The researchers assessed the severity of the patients’ conditions using both clinician- and patient-reported measures, employing the Montgomery-Åsberg Depression Rating Scale (MADRS) and the Patient Health Questionnaire 9-Item (PHQ-9).
At the outset of the induction phase, the mean baseline MADRS score stood at 29.1, while the PHQ-9 score was 15.4. These figures indicate the presence of moderate to severe depression.
Importantly, these gains in mental health were sustained throughout the optimization and maintenance phase.
Perhaps the most promising revelation from the study was the percentage of patients who achieved MADRS and PHQ-9 remission. Remission, in this context, was defined as scores below 12 for MADRS and below 5 for PHQ-9.

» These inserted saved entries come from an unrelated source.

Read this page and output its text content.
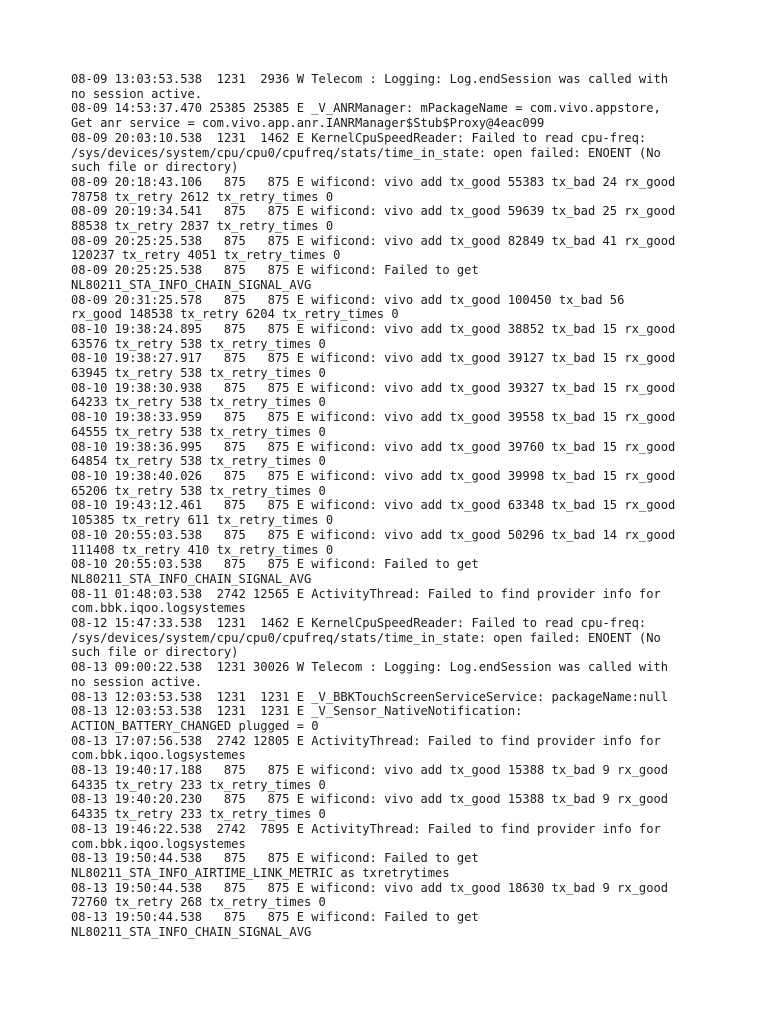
08-09 13:03:53.538  1231  2936 W Telecom : Logging: Log.endSession was called with
no session active.
08-09 14:53:37.470 25385 25385 E _V_ANRManager: mPackageName = com.vivo.appstore,
Get anr service = com.vivo.app.anr.IANRManager$Stub$Proxy@4eac099
08-09 20:03:10.538  1231  1462 E KernelCpuSpeedReader: Failed to read cpu-freq:
/sys/devices/system/cpu/cpu0/cpufreq/stats/time_in_state: open failed: ENOENT (No
such file or directory)
08-09 20:18:43.106   875   875 E wificond: vivo add tx_good 55383 tx_bad 24 rx_good
78758 tx_retry 2612 tx_retry_times 0
08-09 20:19:34.541   875   875 E wificond: vivo add tx_good 59639 tx_bad 25 rx_good
88538 tx_retry 2837 tx_retry_times 0
08-09 20:25:25.538   875   875 E wificond: vivo add tx_good 82849 tx_bad 41 rx_good
120237 tx_retry 4051 tx_retry_times 0
08-09 20:25:25.538   875   875 E wificond: Failed to get
NL80211_STA_INFO_CHAIN_SIGNAL_AVG
08-09 20:31:25.578   875   875 E wificond: vivo add tx_good 100450 tx_bad 56
rx_good 148538 tx_retry 6204 tx_retry_times 0
08-10 19:38:24.895   875   875 E wificond: vivo add tx_good 38852 tx_bad 15 rx_good
63576 tx_retry 538 tx_retry_times 0
08-10 19:38:27.917   875   875 E wificond: vivo add tx_good 39127 tx_bad 15 rx_good
63945 tx_retry 538 tx_retry_times 0
08-10 19:38:30.938   875   875 E wificond: vivo add tx_good 39327 tx_bad 15 rx_good
64233 tx_retry 538 tx_retry_times 0
08-10 19:38:33.959   875   875 E wificond: vivo add tx_good 39558 tx_bad 15 rx_good
64555 tx_retry 538 tx_retry_times 0
08-10 19:38:36.995   875   875 E wificond: vivo add tx_good 39760 tx_bad 15 rx_good
64854 tx_retry 538 tx_retry_times 0
08-10 19:38:40.026   875   875 E wificond: vivo add tx_good 39998 tx_bad 15 rx_good
65206 tx_retry 538 tx_retry_times 0
08-10 19:43:12.461   875   875 E wificond: vivo add tx_good 63348 tx_bad 15 rx_good
105385 tx_retry 611 tx_retry_times 0
08-10 20:55:03.538   875   875 E wificond: vivo add tx_good 50296 tx_bad 14 rx_good
111408 tx_retry 410 tx_retry_times 0
08-10 20:55:03.538   875   875 E wificond: Failed to get
NL80211_STA_INFO_CHAIN_SIGNAL_AVG
08-11 01:48:03.538  2742 12565 E ActivityThread: Failed to find provider info for
com.bbk.iqoo.logsystemes
08-12 15:47:33.538  1231  1462 E KernelCpuSpeedReader: Failed to read cpu-freq:
/sys/devices/system/cpu/cpu0/cpufreq/stats/time_in_state: open failed: ENOENT (No
such file or directory)
08-13 09:00:22.538  1231 30026 W Telecom : Logging: Log.endSession was called with
no session active.
08-13 12:03:53.538  1231  1231 E _V_BBKTouchScreenServiceService: packageName:null
08-13 12:03:53.538  1231  1231 E _V_Sensor_NativeNotification:
ACTION_BATTERY_CHANGED plugged = 0
08-13 17:07:56.538  2742 12805 E ActivityThread: Failed to find provider info for
com.bbk.iqoo.logsystemes
08-13 19:40:17.188   875   875 E wificond: vivo add tx_good 15388 tx_bad 9 rx_good
64335 tx_retry 233 tx_retry_times 0
08-13 19:40:20.230   875   875 E wificond: vivo add tx_good 15388 tx_bad 9 rx_good
64335 tx_retry 233 tx_retry_times 0
08-13 19:46:22.538  2742  7895 E ActivityThread: Failed to find provider info for
com.bbk.iqoo.logsystemes
08-13 19:50:44.538   875   875 E wificond: Failed to get
NL80211_STA_INFO_AIRTIME_LINK_METRIC as txretrytimes
08-13 19:50:44.538   875   875 E wificond: vivo add tx_good 18630 tx_bad 9 rx_good
72760 tx_retry 268 tx_retry_times 0
08-13 19:50:44.538   875   875 E wificond: Failed to get
NL80211_STA_INFO_CHAIN_SIGNAL_AVG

The data revealed that, at the time of their last assessment during the optimization and maintenance phase, a significant 49.6% of patients had achieved MADRS remission, while 33.6% had attained PHQ-9 remission.
In summary, the investigators concluded that “this subgroup analysis demonstrates that in adults with TRD, improvements in depressive symptoms with flexibly dosed [esketamine nasal spray] appear to be maintained with long-term treatment (up to 6.5 years).”
This study brings a glimmer of hope to individuals grappling with TRD, highlighting the potential for long-lasting relief through the use of esketamine nasal spray.
The sustained improvements in depressive symptoms observed over an extended period offer a promising avenue for those who have struggled to find effective treatments for their condition.
It underscores the importance of continued research and the potential for innovative therapies to transform the lives of individuals living with treatment-resistant depression.
The findings offer a ray of hope and optimism for the future of mental health treatment, with esketamine nasal spray emerging as a beacon of progress in the field.